In other words, you've got a bunch of pundits saying, "Only judges (and law professors) are qualifed to reason out the constitution! Oh, and me, too."
Posted by: Timothy at October 5, 2005 1:26 PMAli --
There are many paths to legal wisdom and enlightenment for a potential Supreme Court nominee, and not all manditorially have to be within a hour's drive of the Atlantic Ocean.
Posted by: John at October 5, 2005 2:00 PMChris: It is that debate that the Gang of 14 deal robbed us of. Conservative ideas -- and particularly the reining in of activist judges -- win handily in the country, but dare not even be made in the Senate despite its Republican majority.
Posted by: David Cohen at October 5, 2005 2:45 PMRobert Jackson went to law school at Albany. Come on, it is silly to criticize her law school alma mater. Criticize her accomplishments.
Posted by: pchuck at October 5, 2005 2:50 PMDavid:
Tell it to Justice Bork. The debate is unproductive because the Right's positions are so easily caricatured.
Posted by: oj at October 5, 2005 2:52 PMJohn:
I really don't care at all that she isn't an Ivy Leaguer (plenty of excellent colleges outside it) nor that she hasn't had much time in the Beltway (that's probably a plus as is the fact that she's a Christian).
I just think an SC pick ought to have a more impressive record of accomplishment in whatever field they've devoted their career to.
Bottom line, I think there were better candidates around.
"how in the world could the backwards state of Texas EVER produce a REAL conservative?"
I think Owen, Garza and Edith Jones are all Texans and each of them would have gone down just fine with the elitist neocons.
Posted by: Ali Choudhury at October 5, 2005 3:02 PMAli:
What job in the legal profession is more powerful than White House Counsel?
Posted by: oj at October 5, 2005 3:11 PMThe supreme court?

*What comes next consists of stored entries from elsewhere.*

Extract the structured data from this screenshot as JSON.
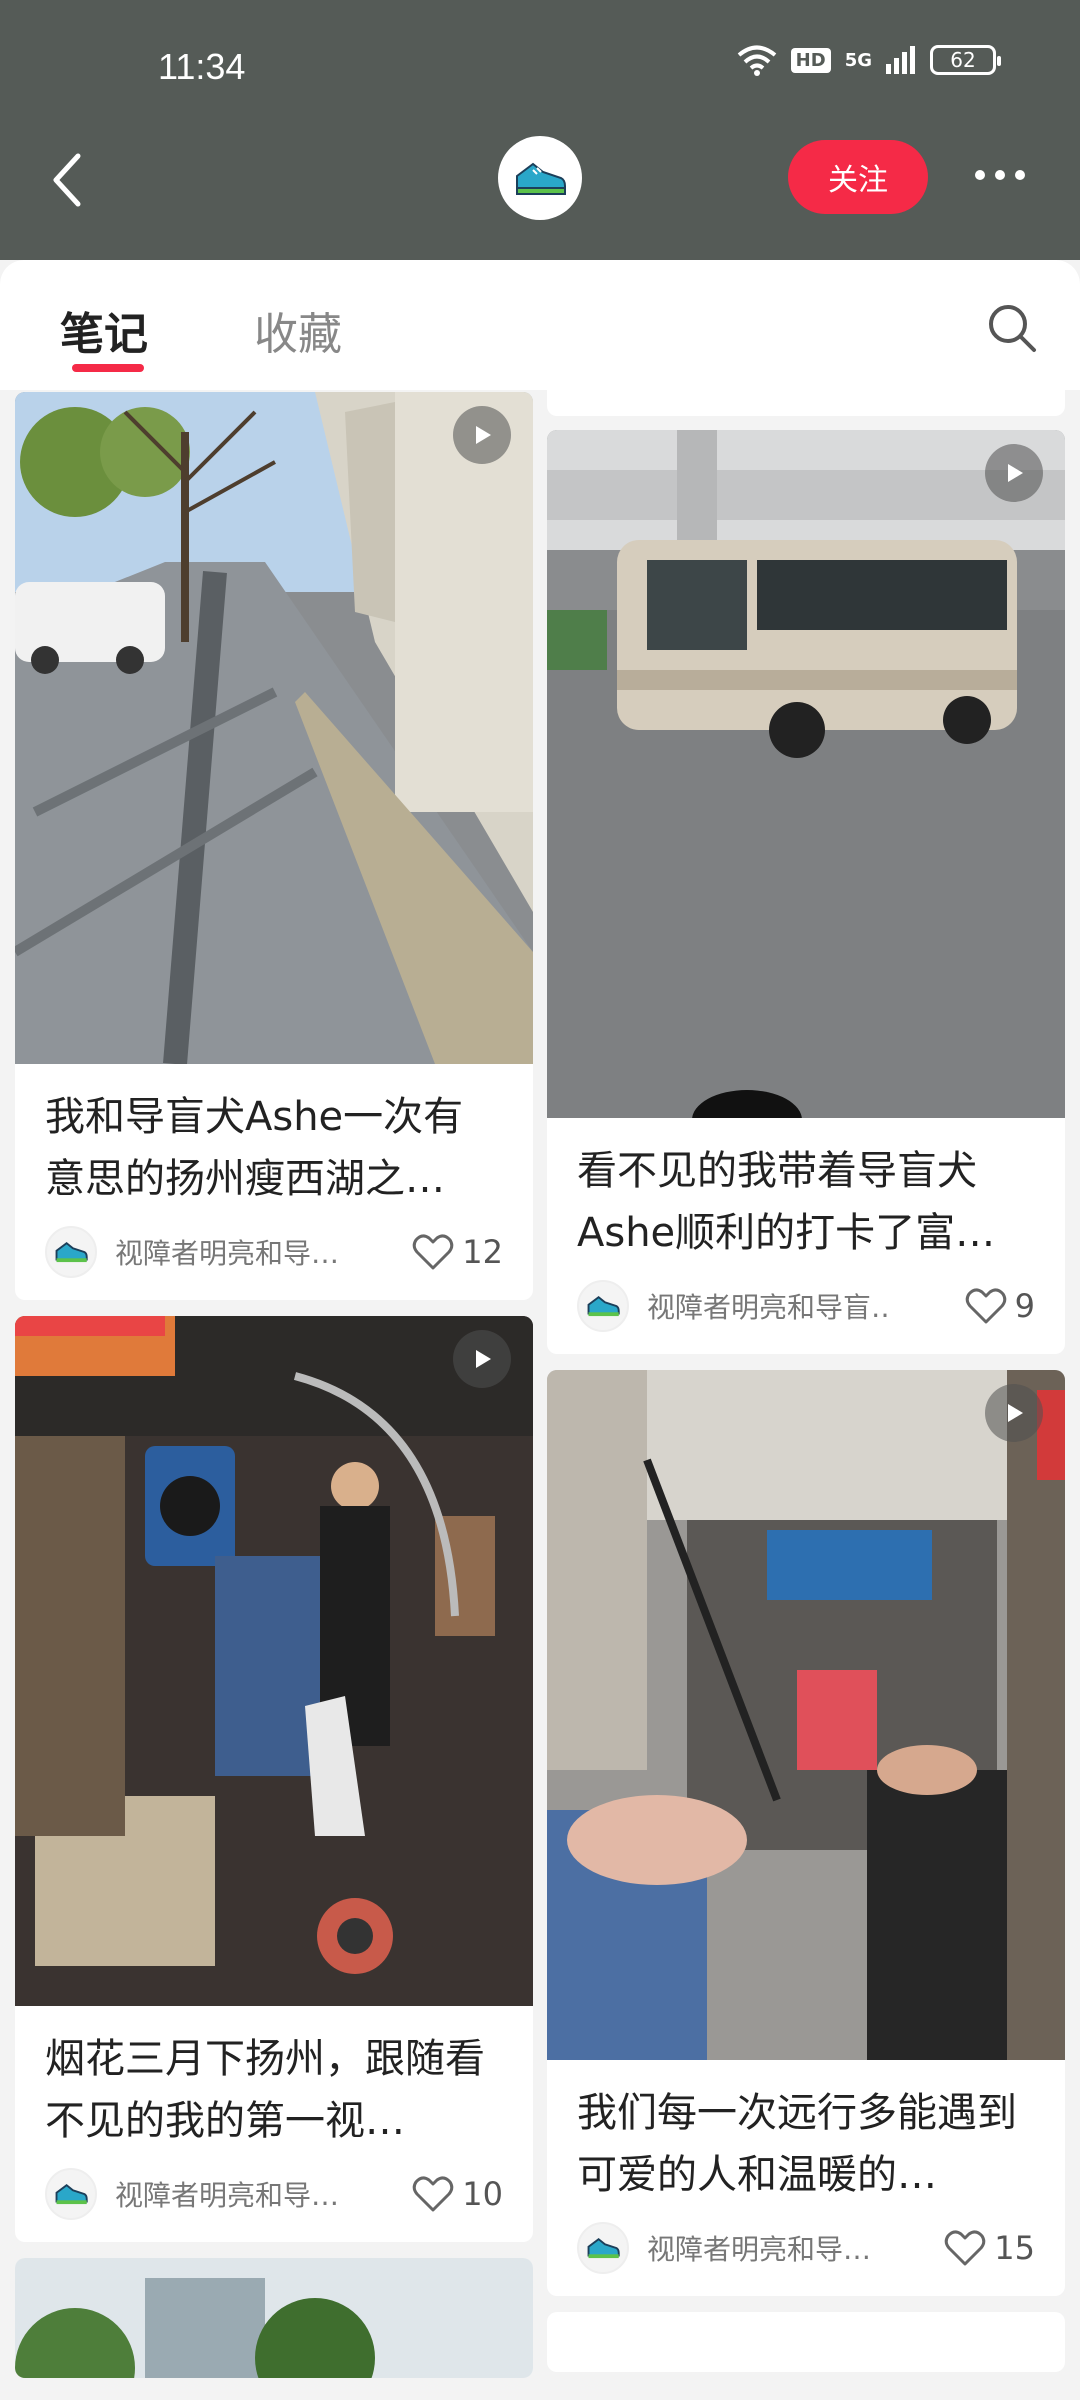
{
  "status_bar": {
    "time": "11:34",
    "hd": "HD",
    "network": "5G",
    "battery": "62"
  },
  "header": {
    "follow_label": "关注"
  },
  "tabs": {
    "notes": "笔记",
    "favorites": "收藏"
  },
  "colors": {
    "accent": "#f52a47",
    "header_bg": "#555b57"
  },
  "left_column": [
    {
      "title": "我和导盲犬Ashe一次有意思的扬州瘦西湖之…",
      "author": "视障者明亮和导…",
      "likes": "12"
    },
    {
      "title": "烟花三月下扬州，跟随看不见的我的第一视…",
      "author": "视障者明亮和导…",
      "likes": "10"
    }
  ],
  "right_column": [
    {
      "title": "看不见的我带着导盲犬Ashe顺利的打卡了富…",
      "author": "视障者明亮和导盲…",
      "likes": "9"
    },
    {
      "title": "我们每一次远行多能遇到可爱的人和温暖的…",
      "author": "视障者明亮和导…",
      "likes": "15"
    }
  ],
  "icons": {
    "back": "chevron-left-icon",
    "more": "more-dots-icon",
    "search": "search-icon",
    "play": "play-icon",
    "like": "heart-icon"
  }
}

Posted by: Bob at October 5, 2005 3:19 PMAli: I meant to mention this yesterday. You are now required to immigrate to the US, as no one outside the country is allowed to have an opinion on the 9th, 10th or 11th Amendments.
Posted by: David Cohen at October 5, 2005 3:53 PMDavid:
Call me a weirdo, but I'd miss the British weather (no hurricanes, tornadoes, earthquakes or freezingly cold winters).

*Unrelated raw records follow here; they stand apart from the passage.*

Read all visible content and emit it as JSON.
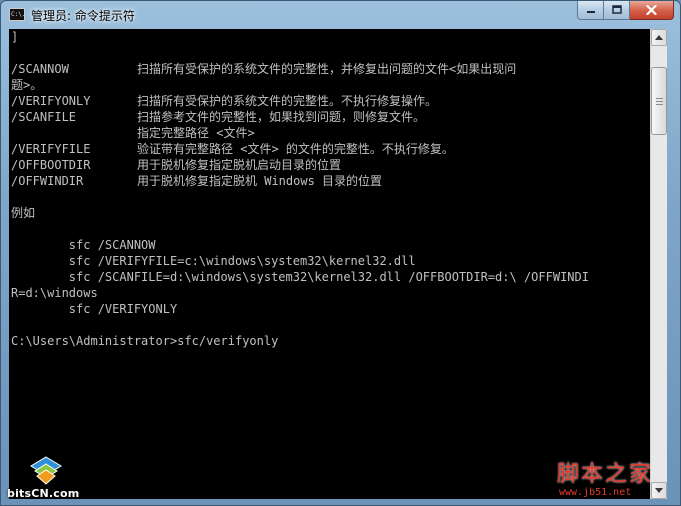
{
  "window": {
    "title": "管理员: 命令提示符",
    "icon": "cmd-app-icon",
    "icon_text": "C:\\."
  },
  "console": {
    "lines": [
      {
        "text": "]"
      },
      {
        "text": ""
      },
      {
        "cmd": "/SCANNOW",
        "desc": "扫描所有受保护的系统文件的完整性，并修复出问题的文件<如果出现问"
      },
      {
        "text": "题>。"
      },
      {
        "cmd": "/VERIFYONLY",
        "desc": "扫描所有受保护的系统文件的完整性。不执行修复操作。"
      },
      {
        "cmd": "/SCANFILE",
        "desc": "扫描参考文件的完整性，如果找到问题，则修复文件。"
      },
      {
        "cmd": "",
        "desc": "指定完整路径 <文件>"
      },
      {
        "cmd": "/VERIFYFILE",
        "desc": "验证带有完整路径 <文件> 的文件的完整性。不执行修复。"
      },
      {
        "cmd": "/OFFBOOTDIR",
        "desc": "用于脱机修复指定脱机启动目录的位置"
      },
      {
        "cmd": "/OFFWINDIR",
        "desc": "用于脱机修复指定脱机 Windows 目录的位置"
      },
      {
        "text": ""
      },
      {
        "text": "例如"
      },
      {
        "text": ""
      },
      {
        "text": "        sfc /SCANNOW"
      },
      {
        "text": "        sfc /VERIFYFILE=c:\\windows\\system32\\kernel32.dll"
      },
      {
        "text": "        sfc /SCANFILE=d:\\windows\\system32\\kernel32.dll /OFFBOOTDIR=d:\\ /OFFWINDI"
      },
      {
        "text": "R=d:\\windows"
      },
      {
        "text": "        sfc /VERIFYONLY"
      },
      {
        "text": ""
      },
      {
        "text": "C:\\Users\\Administrator>sfc/verifyonly"
      }
    ]
  },
  "watermarks": {
    "left_text": "bitsCN.com",
    "right_big": "脚本之家",
    "right_small": "www.jb51.net"
  },
  "colors": {
    "console_bg": "#000000",
    "console_fg": "#c0c0c0",
    "close_red": "#c4402a",
    "wm_red": "#e63a2e"
  }
}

Posted by: Ali Choudhury at October 5, 2005 4:19 PM"Miers has worked for the President for some time, he should know where she stands on things."
Bush also claims not to have asscertained her views on Roe v Wade.
Posted by: Robert Schwartz at October 5, 2005 5:06 PMI don't give a hoot where she went to law school. It really doesn't make any difference where she went to law school. All law schools are pretty much the same.
What I do care is that she be a committed conservative, immune to the blandisments of the MSM, the legal establishment and the Georgetown cocktail party circut.
Posted by: Robert Schwartz at October 5, 2005 5:11 PMRobert, Agree, I think the lack of Washington connection is a big problem. Hope Bush sticks with her. It could be fun.(bleep) Georgetown, and I'm Catholic.